Le jour suivant, un samedi, à la préfecture de Faya Largeau, où résident Déby et Fadoul, coup de fil de Michel Dupuch, le patron de la cellule africaine de l’Elysée. Fadoul répond. Dupuch veut d’urgence parler au président Déby.
Celui-ci, qui est dans la pièce, fait signe qu’il ne veut pas prendre la communication. Fadoul raccroche, en prétendant que son président n’est pas là.
15 minutes plus tard, nouvel appel de Dupuch : il sait que le président Déby est sur place, le président Chirac est venu spécialement à l’Elysée pendant le week-end pour s’entretenir avec son homologue tchadien, d’une affaire grave le concernant. Déby finit par prendre la communication. Le soir même, Déby rentre sur N’djamena puis s’envole pour Paris. Le 28 juillet 1998, il est reçu pendant 2 heures à l’Elysée par le président Chirac.
A son retour de France, Deby annonce à son conseiller Fadoul que « tout est découvert » .
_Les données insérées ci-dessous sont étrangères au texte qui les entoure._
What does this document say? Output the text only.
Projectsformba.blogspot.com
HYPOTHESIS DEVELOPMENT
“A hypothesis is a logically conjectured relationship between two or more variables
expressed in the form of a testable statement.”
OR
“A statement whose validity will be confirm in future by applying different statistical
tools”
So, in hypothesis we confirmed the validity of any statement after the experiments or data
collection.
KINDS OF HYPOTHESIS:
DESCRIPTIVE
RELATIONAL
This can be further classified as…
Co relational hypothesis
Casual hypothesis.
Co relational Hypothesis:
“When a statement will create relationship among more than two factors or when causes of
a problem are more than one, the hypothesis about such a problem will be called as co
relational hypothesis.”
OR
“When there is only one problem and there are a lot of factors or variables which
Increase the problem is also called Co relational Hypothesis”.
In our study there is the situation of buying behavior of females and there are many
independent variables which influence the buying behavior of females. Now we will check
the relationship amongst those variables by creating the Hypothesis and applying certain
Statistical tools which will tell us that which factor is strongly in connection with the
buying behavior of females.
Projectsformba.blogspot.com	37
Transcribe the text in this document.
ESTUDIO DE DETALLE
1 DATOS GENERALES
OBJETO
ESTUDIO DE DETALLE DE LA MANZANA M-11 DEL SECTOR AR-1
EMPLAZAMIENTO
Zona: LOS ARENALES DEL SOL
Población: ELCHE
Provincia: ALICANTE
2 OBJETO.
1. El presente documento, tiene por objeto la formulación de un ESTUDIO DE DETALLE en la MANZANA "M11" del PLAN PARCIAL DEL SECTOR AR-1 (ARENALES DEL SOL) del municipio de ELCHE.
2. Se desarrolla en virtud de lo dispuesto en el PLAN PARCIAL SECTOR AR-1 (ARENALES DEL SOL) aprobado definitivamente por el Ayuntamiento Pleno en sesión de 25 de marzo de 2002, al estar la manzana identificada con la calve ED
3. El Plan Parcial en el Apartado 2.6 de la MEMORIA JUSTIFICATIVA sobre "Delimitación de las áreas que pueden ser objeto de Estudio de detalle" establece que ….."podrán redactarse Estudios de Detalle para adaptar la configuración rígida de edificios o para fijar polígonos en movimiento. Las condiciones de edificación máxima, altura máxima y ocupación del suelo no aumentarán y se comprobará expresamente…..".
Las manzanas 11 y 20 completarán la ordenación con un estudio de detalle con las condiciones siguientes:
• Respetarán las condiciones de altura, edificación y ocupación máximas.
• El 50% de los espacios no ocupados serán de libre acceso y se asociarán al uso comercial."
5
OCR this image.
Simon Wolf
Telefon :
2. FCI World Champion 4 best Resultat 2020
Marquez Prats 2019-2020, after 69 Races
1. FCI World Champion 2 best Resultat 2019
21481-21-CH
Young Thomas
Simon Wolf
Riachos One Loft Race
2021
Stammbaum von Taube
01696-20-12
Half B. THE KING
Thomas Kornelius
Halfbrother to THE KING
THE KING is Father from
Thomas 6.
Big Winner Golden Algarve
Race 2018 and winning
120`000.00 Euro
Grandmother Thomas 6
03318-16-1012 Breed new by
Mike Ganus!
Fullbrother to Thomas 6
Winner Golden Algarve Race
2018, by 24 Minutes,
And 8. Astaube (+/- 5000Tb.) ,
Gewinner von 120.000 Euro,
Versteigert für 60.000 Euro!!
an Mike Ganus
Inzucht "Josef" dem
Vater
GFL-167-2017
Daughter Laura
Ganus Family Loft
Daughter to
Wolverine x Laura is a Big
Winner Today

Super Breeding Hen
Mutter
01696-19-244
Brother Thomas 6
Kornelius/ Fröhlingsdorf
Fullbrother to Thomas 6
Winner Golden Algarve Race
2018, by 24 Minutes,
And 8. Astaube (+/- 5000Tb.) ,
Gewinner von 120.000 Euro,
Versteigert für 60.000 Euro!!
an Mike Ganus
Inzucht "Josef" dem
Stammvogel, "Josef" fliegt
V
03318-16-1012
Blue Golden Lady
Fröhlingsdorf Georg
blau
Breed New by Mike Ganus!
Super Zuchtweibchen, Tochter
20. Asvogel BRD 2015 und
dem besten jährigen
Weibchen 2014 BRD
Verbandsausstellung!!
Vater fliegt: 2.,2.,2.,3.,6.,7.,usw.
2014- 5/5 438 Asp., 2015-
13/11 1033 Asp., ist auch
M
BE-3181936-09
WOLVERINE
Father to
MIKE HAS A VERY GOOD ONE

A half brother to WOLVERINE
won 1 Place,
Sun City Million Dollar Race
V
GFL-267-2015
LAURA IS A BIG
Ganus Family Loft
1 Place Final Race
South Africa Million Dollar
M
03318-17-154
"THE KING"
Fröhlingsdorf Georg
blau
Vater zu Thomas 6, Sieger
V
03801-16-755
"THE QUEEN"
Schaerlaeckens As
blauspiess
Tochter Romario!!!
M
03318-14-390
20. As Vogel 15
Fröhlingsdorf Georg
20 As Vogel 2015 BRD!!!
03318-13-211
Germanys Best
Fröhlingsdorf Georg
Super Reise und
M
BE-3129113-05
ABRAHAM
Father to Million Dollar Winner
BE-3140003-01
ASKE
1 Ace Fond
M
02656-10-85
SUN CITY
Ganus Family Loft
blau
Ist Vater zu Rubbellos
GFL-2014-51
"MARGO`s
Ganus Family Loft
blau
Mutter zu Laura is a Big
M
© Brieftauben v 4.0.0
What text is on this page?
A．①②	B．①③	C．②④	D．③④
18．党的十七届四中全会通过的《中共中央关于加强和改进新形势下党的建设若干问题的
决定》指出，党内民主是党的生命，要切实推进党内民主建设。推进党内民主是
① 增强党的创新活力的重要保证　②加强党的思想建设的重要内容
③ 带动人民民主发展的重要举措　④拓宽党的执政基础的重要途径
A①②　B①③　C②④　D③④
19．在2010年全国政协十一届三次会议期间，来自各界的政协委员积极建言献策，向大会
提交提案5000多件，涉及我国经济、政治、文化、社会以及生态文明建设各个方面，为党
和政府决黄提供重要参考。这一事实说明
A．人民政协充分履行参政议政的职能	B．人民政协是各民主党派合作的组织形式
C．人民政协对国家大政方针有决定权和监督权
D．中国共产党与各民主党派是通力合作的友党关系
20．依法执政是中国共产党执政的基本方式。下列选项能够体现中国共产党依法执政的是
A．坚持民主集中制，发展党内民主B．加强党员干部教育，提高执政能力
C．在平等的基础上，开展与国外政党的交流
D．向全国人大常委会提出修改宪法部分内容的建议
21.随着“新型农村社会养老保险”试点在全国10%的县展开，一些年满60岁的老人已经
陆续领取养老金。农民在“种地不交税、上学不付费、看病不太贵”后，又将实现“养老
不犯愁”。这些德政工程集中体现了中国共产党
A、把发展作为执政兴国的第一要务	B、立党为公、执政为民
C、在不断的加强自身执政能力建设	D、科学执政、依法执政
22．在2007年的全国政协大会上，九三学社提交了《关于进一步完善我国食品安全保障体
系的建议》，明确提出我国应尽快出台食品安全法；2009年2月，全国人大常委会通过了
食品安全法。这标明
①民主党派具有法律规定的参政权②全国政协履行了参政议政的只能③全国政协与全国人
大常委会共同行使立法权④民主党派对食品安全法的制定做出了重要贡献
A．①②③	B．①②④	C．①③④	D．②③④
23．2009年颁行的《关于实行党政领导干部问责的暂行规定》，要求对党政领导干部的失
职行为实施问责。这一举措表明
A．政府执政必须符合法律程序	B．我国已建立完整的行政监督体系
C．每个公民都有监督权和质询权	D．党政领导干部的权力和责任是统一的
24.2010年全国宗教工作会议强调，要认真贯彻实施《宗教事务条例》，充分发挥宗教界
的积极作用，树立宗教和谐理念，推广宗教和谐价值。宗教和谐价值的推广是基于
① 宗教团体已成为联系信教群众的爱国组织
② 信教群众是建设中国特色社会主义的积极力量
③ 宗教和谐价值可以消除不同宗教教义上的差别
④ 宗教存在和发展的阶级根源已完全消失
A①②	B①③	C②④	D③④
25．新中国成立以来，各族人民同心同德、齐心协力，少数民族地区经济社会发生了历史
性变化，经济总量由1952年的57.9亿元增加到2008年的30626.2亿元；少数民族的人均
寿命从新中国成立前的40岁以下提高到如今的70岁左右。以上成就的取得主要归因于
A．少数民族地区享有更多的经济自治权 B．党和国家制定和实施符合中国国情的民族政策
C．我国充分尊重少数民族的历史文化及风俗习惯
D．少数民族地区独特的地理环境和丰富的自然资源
Chirac lui a mis sous le nez des photos prises à l’aéroport de N’djamena, lors du déchargement du Boeing belge. Il affirme avoir démenti toute implication dans cette affaire, et avoir, face à Chirac, accusé son entourage. Il demande à son conseiller spécial de porter le chapeau, et lui annonce qu’un décret sera prochainement publié au Journal officiel mettant fin à ses fonctions.